Do You Remember? is a new series from PIPPEN AIN’T EASY that highlights former Chicago Bulls who didn’t ever make headlines or legendary stints with the Bulls, but nevertheless gave their sweat and blood to be a part of Bulls Nation.
Tyrus Thomas: Renegade Bull
Tyrus Thomas’s time as a Bull was limited, and that has its upsides and downsides. He was here a mere four years before getting shipped out to Charlotte, which both at the time and in hind sight, honestly felt like the right decision for the Bulls.
Was he a bad guy to have on your team? No. Was he going to be a center piece and be a major building block? Sadly, no.
He gave Bulls fans some memories to remember his time here. Who can forget the Slam Dunk contest where he leaped over teammate Ben Gordon? Afterall, he is technically on Derrick Rose status being he Thomas was the first Bull since one of the greats (in this case Scottie Pippen) to participate in the Slam Dunk Contest.
But also, who can forget his very un-Pippen like comments after said contest. The Bulls fined him $100,000 for saying he just did the contest for the cash.
That was the problem with Thomas, he wasn’t consistent and he was never really the lockerroom guy either. Like many guys drafted out of college, the potential is the selling point and there is no doubting that Thomas (taken 4th overall by Portland) had the potential to be something great. I wouldn’t personally say he wasn’t talented, but I would rather have kept LaMarcus Aldridge.
When Thomas came to Chicago, he was paired with Luol Deng, Ben Gordon, Ben Wallace and a talented Bulls team. He produced and his time spent in Chicago wasn’t by any means a wash. But he didn’t ever seem like a long term guy. When the Bulls drafted Taj Gibson out of USC, it was clear right away Thomas’ days in the Windy City were numbered. The move was a bit odd given Thomas was still young and bursting with potential, but it smoothed itself out; especially when Thomas got hurt at the wrong time and gave Gibson a chance to explode.
He has to be thanked for his time, as had he not played here who knows what the Bulls would look like now. He paved the way for Taj Gibson who is one of the best bench guys in the league and an ace alternative. He accomplished all he could in a Bulls uniform and proof of that was his performance when paired with what is now the solidified version of the Bulls lineup.
He played in a lineup with Derrick Rose, Joakim Noah, and Luol Deng. The best that combo was capable of under Vinny Del Negro’s leadership was 41-41 and a second place finish in the division.

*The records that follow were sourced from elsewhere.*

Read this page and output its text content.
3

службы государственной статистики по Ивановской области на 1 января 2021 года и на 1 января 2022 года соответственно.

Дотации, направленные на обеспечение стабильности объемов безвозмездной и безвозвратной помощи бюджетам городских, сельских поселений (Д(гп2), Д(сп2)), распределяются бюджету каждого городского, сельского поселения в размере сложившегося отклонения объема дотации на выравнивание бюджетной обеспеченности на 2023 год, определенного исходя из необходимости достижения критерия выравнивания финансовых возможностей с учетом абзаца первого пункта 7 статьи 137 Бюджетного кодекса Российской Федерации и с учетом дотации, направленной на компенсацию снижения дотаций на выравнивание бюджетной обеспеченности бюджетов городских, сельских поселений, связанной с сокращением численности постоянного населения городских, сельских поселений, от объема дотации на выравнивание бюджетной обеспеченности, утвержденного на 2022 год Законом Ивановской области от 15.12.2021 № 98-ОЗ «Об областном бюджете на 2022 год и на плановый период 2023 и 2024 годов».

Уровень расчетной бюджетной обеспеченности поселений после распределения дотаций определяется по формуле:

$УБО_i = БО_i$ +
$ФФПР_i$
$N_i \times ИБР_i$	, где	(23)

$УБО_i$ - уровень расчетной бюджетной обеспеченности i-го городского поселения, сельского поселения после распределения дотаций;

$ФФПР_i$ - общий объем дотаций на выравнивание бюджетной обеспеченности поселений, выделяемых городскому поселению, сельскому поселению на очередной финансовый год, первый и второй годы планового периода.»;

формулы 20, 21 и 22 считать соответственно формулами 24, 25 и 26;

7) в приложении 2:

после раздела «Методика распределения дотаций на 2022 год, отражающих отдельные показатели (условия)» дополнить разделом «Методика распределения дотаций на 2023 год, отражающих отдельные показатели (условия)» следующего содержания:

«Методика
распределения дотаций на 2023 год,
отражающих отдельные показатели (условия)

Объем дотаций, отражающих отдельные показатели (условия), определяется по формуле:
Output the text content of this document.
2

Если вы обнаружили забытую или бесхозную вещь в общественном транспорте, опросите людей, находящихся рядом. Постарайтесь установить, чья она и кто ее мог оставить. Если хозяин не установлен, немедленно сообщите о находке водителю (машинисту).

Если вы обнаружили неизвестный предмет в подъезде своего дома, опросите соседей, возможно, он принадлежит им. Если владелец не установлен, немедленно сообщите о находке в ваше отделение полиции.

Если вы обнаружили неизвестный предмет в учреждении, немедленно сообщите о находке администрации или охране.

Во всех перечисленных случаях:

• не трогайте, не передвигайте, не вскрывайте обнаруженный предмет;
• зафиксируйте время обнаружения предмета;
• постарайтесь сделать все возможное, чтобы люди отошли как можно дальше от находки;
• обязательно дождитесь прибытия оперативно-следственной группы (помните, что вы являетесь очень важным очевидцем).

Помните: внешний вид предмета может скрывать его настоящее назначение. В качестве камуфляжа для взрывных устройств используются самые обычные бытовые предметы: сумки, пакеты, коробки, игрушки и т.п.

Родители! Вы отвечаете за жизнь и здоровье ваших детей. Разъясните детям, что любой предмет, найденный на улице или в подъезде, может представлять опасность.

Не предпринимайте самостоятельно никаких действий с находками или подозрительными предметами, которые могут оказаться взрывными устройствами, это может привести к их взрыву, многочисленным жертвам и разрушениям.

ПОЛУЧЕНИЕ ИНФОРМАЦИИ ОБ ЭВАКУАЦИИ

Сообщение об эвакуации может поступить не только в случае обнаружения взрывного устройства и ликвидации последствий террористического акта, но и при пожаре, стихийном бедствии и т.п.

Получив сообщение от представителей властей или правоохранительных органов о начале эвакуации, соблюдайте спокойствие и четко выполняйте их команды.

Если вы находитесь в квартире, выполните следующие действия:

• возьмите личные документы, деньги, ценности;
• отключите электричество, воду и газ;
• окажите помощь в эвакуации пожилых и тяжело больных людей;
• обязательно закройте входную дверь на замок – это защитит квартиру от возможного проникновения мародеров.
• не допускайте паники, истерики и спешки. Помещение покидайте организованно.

Had Thomas stayed in Chicago and operated under Tom Thibodeau’s system would he have flourished as the other members of the Bulls he played with have? Who’s to say he wouldn’t have? But Thomas isn’t a bench guy. He wouldn’t have fit the mantra of the Bench Mob in Chicago because he is capable of being a starter. That flame of talent isn’t extinguished yet and when the Bobcats paid him a fat contract, I knew it was justified. Thomas wasn’t going to be the face of Chicago; he wasn’t going to be leading Bulls Nation in a playoff rally cry.
He was never going to be numbero uno.
But in the right setting, like Charlotte, and with the right leadership and players around him, Tyrus Thomas can be a part of something special; part of a winning machine. He left Chicago injured, and that in addition to having Taj Gibson made the good-bye less painful, but it didn’t mean letting him go was easy. Whenever a team lets go of a potential stud it’s a tough decision.
He’s not a Bull now, but he always will be. Not in the sense of a Jordan or a Pippen or even a Purdue. But Tyrus Thomas wore Bulls colors and gave his soul to fighting for the squad. Life’s a funny thing and it doesn’t always work out the way you want.
But Tyrus Thomas is a stud the Bobcats need to become legitimate. Thomas is a key player that the Bobcats need to become what Michael Jordan wants them to be.
Tyrus Thomas is a renegade Bull, on the loose in the great state of North Carolina.